19 Ekim 2015 00:58

Şahin KELLECİ
Tiyatro yazarı

Ankara’nın sokaklarını doldurduk. Elbet çocuklar ve umut bağıra çağıra tutmalı bütün köşeleri… Sahte cennet satanların, pezevenklerin tuttuğu köşeleri… Dünyanın bütün ağaçları bizimle, bütün taşları, nehirleri ve terhis bekleyen anaları bizimleydi. Çünkü kahramanlık ancak birlikte olmaktır çağımızda. Birlikteydik. Ve kimsenin bölemediği şarkıyı söylemeye geldik. Güllerin, buğdayların ve barışın şarkısını… Gençlerin, kadınların erkenci işçilerin sesiyle… Provasını yapacaktık bir büyük destanın… Sonsuz bir biçim olacak barış, herkes katılınca… İnanıyorduk.

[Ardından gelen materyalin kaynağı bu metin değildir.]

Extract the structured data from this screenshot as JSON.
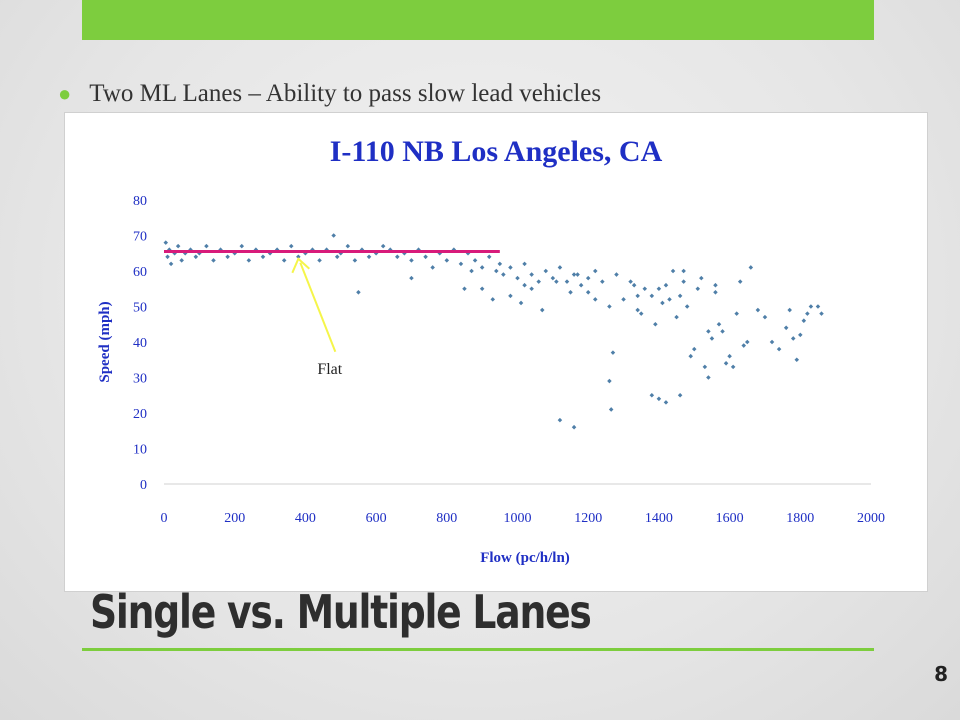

En öldürücü silahlarını alıp, o alana oturdular, göremedik. Çelik bilyeler ağzına kadar doldurulmuş, çevikler pusudaymış, bilemedik. Ücretli ve masum bir devlet memuru gibi dolaşıyormuş bombacı o güzel güneşli günde. Tanıyamadık. Zaten kimliksiz dolaşırmış onlar, bilinmezmiş kim oldukları. Yalan makinelerini önceden kurmuşlar saraylara. Öldükten sonra anladık. Güneşli bir Ankara sabahında öldüler bizi. Bizi öldürdükten sonra çıktı ortaya çevikler ve yalan makinesi işlemeye başladı.

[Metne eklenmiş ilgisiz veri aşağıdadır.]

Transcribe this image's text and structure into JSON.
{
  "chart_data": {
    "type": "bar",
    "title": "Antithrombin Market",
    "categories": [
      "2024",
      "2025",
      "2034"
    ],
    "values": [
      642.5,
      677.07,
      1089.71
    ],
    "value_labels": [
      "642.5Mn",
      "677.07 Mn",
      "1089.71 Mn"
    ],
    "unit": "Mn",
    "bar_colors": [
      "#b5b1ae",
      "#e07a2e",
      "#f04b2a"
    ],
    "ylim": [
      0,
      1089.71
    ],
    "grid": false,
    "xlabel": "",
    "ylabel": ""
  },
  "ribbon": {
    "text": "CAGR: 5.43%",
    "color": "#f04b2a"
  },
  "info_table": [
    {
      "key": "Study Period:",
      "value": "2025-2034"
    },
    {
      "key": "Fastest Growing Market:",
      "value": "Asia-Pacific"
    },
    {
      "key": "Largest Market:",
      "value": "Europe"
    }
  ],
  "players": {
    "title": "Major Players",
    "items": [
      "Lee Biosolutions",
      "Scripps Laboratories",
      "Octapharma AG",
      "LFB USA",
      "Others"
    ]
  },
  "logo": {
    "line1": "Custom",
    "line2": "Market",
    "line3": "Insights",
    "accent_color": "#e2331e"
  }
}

Güneşli, berrak ve apaçık bir Ankara sabahında öldürler bizi. Kan akıyordu penceresi karanlık evlerden. Ölü kadınların, gençlerin düşlerin ve tuğlaların üstüne… Gökyüzü aydınlık ve mavi Ankara’da… Yaralı olmak, ölü olmak yerinde olmamak… Halkların gösterişsiz, sessiz cömertliğinde ölüm nasıl söylenirse öyle öldük. Bu sabah biliyoruz elbet her şeyi… Göz göze bakışınca, biliyoruz neyi bölüştüğümüzü. Konuşamasak da. Hızla gelişecek kalbimiz, kendi öz hüznümüzün ılık tarlasında… Bozkır dayanıklılığımızın tarlasında kalbimiz. Ellerimiz ve ayaklarımız arasında kalbimiz. Hızla gelişecek kalbimiz çağımıza uygun bir hızla.

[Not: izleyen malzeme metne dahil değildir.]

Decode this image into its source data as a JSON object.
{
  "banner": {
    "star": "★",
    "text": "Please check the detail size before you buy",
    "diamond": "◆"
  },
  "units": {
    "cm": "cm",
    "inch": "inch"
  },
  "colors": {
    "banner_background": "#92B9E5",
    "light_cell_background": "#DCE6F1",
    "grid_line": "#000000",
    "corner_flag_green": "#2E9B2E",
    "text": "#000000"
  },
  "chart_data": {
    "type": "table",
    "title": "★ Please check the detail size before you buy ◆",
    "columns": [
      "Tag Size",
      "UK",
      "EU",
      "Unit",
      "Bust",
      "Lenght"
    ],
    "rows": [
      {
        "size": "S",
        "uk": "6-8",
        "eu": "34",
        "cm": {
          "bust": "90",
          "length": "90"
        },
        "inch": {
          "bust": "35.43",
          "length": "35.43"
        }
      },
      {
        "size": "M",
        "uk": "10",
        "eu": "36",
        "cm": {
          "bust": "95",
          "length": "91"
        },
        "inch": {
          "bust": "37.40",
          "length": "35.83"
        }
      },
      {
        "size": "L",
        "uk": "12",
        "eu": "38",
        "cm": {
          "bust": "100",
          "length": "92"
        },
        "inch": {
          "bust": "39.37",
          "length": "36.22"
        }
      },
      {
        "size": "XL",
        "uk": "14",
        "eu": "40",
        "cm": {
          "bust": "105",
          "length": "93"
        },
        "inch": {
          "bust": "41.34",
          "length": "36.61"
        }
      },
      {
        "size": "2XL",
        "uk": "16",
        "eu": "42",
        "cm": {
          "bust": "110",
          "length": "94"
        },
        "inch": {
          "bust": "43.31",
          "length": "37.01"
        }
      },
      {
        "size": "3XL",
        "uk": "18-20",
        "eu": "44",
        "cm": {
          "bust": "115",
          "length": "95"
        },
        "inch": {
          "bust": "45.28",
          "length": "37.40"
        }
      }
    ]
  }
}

Ama hiç kimse inciri durduramaz o her zaman büyür elbette.  Elbette güzel günlerimiz olacak. Bir taze ekmek gibi sıcak… Bereketli gece yağmurlarından sonra güneş, bir elmas iğne gibi parlayacak. Günler tülbentten süzülmüşçesine berrak, tane tane yiyeceğiz geceleri, huzur içinde, nar gibi… Bir sıcaklık duyacağız gitgide, hayat güzelleşecek… Dilinden anlayacağız eşyaların. Gelmiş geçmiş bütün günlerin lezzeti, bir sevda olacak da, içimize yerleşecek.

O gün ölülerimiz toplanacaktır. Herkesin ve herkesin sesiyle birlikte. Ve yüceltilecektir bir mavide. Ölülerimiz toplanacaktır doldurulan bir kıyı gibi. Nasıl sezgiler ve gerçekler çıkardığımız, nasıl kırgın ve nasıl umutlu olduğumuz anılacaktır. Ölülerimiz toplanacaktır. Kenar köşe kasaba hanlarından, küçük ve karanlık odalarda öldürülenler, direnerek ve akarak ölenler yüceltilecektir. Anılacaktır ölümleri. Karanlığa kanıyla karşı duran, kanıyla ışıtan, yalazlayan karanlığı, yalnız ve dayanaklı gecelerinde üşüyen ölülerimiz toplanacaktır. Ve kuytularda, dağlarda, alanlarda,  bir sabah büyük büyük ateşler yanınca eller temizlenecektir bir tören olacaktır, ölülerimiz toplanacaktır.